Questo progetto avrebbe dovuto essere il simbolo di una azione pubblica ben riuscita. L’esempio concreto di come un intervento di riqualificazione urbana non si traduca esclusivamente in un’operazione di recupero architettonico, ma dia vita ad un’azione di recupero culturale, pensata per restituire autenticità ad un luogo, potenziandone la capacità di condensare identità storica e sociale. Data la strettissima relazione tra rivitalizzazione delle attività economiche e rigenerazione urbana, quella stessa azione avrebbe dovuto convertirsi in un’opportunità di investimento e crescita per gli imprenditori locali, anche per sviluppare quella vocazione turistica che Bisceglie non è ancora in grado di vivere e che la pedonalizzazione di via Nazario Sauro, con i dovuti limiti contribuirebbe a favorire, specie nella fase nascente.
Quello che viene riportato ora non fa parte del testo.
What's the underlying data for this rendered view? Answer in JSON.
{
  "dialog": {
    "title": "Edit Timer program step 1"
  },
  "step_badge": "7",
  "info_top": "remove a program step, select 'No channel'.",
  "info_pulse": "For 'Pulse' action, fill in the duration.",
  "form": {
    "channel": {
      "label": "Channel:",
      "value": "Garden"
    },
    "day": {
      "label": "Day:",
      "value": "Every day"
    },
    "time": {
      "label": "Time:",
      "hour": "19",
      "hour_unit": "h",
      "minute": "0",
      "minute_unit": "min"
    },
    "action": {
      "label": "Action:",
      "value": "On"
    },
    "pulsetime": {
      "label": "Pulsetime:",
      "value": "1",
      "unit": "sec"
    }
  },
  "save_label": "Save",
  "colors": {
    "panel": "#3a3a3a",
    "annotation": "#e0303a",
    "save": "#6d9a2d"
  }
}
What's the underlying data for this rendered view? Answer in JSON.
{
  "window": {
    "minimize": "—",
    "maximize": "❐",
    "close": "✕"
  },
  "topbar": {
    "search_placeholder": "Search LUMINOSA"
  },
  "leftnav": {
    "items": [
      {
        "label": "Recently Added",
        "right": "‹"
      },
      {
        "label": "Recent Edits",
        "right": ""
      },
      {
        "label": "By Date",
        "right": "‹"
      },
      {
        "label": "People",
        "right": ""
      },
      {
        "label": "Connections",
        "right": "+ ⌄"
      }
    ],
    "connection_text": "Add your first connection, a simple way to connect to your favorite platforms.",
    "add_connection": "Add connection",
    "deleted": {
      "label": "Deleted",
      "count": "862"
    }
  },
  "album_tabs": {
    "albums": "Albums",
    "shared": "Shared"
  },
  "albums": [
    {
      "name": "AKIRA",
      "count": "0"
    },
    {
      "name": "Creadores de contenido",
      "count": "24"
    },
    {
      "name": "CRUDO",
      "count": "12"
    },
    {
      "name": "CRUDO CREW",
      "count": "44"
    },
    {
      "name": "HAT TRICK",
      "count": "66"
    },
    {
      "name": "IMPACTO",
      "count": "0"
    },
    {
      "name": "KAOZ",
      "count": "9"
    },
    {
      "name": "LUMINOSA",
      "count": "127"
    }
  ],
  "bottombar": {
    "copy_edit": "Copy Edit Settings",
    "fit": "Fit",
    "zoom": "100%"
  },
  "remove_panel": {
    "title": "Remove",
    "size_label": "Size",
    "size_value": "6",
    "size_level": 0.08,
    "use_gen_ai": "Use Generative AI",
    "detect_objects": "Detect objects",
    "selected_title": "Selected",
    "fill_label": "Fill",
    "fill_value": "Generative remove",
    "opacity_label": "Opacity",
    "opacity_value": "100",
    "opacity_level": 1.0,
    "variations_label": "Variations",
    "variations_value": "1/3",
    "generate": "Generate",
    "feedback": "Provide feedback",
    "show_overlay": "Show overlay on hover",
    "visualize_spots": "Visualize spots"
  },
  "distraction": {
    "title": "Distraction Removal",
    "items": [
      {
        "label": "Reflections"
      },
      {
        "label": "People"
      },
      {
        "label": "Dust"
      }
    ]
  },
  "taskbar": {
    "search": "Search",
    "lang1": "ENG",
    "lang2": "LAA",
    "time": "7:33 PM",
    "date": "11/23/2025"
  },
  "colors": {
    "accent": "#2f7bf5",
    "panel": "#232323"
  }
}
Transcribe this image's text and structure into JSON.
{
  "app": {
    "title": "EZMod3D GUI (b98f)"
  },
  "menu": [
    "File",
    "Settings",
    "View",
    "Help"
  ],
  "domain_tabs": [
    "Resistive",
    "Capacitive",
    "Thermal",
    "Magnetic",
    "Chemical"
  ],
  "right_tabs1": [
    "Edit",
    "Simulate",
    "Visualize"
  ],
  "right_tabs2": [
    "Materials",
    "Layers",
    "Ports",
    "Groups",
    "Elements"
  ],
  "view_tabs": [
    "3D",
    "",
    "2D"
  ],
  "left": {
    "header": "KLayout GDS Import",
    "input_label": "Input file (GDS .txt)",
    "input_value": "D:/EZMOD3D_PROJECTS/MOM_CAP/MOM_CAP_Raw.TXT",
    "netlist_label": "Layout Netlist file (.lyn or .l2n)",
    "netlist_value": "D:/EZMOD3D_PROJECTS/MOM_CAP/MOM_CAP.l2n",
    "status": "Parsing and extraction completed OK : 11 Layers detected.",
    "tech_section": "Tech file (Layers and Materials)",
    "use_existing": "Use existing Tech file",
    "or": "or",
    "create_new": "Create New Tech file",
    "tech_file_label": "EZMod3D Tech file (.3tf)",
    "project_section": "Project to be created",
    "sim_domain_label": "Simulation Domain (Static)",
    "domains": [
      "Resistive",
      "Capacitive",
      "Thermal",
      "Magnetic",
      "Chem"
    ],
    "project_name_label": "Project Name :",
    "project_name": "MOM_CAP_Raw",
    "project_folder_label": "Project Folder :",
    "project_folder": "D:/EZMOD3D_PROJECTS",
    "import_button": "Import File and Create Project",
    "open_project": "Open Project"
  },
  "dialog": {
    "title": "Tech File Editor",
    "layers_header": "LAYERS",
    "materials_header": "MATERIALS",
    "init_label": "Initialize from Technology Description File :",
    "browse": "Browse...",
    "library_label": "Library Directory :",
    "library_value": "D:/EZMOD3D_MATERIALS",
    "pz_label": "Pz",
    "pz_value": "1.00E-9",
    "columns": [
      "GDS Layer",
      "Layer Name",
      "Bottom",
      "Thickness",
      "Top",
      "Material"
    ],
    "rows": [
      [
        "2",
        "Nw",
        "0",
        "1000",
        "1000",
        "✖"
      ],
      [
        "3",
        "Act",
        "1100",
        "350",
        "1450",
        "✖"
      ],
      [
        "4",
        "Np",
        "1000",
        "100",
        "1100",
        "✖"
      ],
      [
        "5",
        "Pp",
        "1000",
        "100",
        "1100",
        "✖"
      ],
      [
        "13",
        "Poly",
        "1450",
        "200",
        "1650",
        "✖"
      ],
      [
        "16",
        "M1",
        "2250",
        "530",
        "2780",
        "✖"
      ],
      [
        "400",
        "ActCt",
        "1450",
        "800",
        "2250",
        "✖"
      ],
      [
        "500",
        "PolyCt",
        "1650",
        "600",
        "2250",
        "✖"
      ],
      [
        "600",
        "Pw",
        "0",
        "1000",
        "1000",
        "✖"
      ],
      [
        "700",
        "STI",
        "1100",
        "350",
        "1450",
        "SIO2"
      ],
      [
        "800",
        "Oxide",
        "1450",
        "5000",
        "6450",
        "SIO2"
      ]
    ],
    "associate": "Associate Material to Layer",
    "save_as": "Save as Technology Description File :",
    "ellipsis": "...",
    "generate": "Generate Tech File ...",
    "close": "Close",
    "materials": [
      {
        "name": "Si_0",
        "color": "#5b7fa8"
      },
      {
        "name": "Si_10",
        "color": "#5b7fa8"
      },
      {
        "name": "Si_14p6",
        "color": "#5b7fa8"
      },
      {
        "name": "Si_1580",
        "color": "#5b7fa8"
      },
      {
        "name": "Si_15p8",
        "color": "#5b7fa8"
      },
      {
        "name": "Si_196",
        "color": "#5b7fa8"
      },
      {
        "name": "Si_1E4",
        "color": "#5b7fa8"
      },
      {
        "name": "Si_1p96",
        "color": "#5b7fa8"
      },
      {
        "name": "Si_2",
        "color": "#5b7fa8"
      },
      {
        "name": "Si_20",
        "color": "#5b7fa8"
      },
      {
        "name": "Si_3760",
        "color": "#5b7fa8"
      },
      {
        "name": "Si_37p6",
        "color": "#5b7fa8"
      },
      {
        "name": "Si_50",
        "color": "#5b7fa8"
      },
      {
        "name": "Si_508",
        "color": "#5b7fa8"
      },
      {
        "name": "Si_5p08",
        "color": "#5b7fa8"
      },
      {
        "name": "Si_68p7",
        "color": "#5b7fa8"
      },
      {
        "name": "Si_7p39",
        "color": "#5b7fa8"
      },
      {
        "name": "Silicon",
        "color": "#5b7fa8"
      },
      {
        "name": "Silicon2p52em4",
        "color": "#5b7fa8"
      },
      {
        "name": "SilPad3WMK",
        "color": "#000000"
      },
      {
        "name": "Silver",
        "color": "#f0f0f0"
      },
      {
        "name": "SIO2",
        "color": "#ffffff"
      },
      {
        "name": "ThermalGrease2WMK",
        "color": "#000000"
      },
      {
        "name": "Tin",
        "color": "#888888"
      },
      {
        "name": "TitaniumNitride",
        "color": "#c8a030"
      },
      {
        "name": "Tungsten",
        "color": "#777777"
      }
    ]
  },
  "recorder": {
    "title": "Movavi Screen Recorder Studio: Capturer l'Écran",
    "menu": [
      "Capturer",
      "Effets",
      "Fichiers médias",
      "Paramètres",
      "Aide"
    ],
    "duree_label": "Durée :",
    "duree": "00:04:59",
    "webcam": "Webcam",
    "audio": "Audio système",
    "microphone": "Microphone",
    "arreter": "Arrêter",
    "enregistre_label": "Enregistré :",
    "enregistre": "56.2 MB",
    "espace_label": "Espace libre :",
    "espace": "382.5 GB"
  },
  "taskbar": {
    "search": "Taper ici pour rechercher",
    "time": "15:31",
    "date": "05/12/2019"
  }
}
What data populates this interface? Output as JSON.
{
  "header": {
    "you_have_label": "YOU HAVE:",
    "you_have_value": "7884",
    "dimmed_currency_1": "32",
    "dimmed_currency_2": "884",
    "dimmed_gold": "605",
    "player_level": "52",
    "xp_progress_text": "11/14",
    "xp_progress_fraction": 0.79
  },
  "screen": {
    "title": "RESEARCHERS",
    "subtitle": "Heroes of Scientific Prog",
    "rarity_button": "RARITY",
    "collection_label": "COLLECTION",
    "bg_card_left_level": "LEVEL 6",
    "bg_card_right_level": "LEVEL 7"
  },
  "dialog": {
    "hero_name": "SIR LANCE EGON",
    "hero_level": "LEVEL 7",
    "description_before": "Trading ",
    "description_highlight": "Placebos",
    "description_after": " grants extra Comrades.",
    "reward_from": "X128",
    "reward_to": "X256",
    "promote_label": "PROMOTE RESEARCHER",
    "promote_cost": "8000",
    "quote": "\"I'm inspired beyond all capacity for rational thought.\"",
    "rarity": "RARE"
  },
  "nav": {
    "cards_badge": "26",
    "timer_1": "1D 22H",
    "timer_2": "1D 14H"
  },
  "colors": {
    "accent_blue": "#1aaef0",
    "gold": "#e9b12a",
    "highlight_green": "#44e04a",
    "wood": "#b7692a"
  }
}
Tutti gli interventi messi in atto per rilanciare l’immagine urbana tradirebbero la propria natura se si riducessero a finalità meramente estetiche e architettoniche perché riqualificare significa anche migliorare gli spazi, i servizi nella gestione del traffico, pensare al progresso economico e a quello sociale come integrati, focalizzando l’impresa e valorizzandola nella città, nel territorio. La vicenda della signora Lucia dimostra tutta la limitatezza di quegli interventi che, pur concepiti in un progetto più ampio di pianificazione, si trasformano in “micro” operazioni disarticolate se non opportunamente supportati da politiche e scelte in grado di esprimerne il potenziale di vivibilità. Qualunque azione che si annunci come definitiva soluzione ad un problema, invece di convertirsi in una opportunità per la città, rischierà di tradursi puntualmente in un’opera incompiuta, o in nuove difficoltà, magari radicalizzando le criticità a cui quegli stessi interventi volevano far fronte. Non v’è l’ingenuità di credere che una pedonalizzazione faccia risorgere l’economia biscegliese o che metta in discussione le scelte e le politiche di gestione urbana finora condotte. Quello che si auspica è che la pedonalizzazione di Via Nazario Sauro rappresenti, come esigenza, come richiesta , ancor prima che come scelta urbanistica, il segno di una nuova sensibilità  e di una nuova visione culturale maturata tra cittadini ed istituzioni locali, pronti ad accogliere la sfida di concepire, sperimentare, praticare modelli, logiche e dinamiche alternative di sviluppo urbano.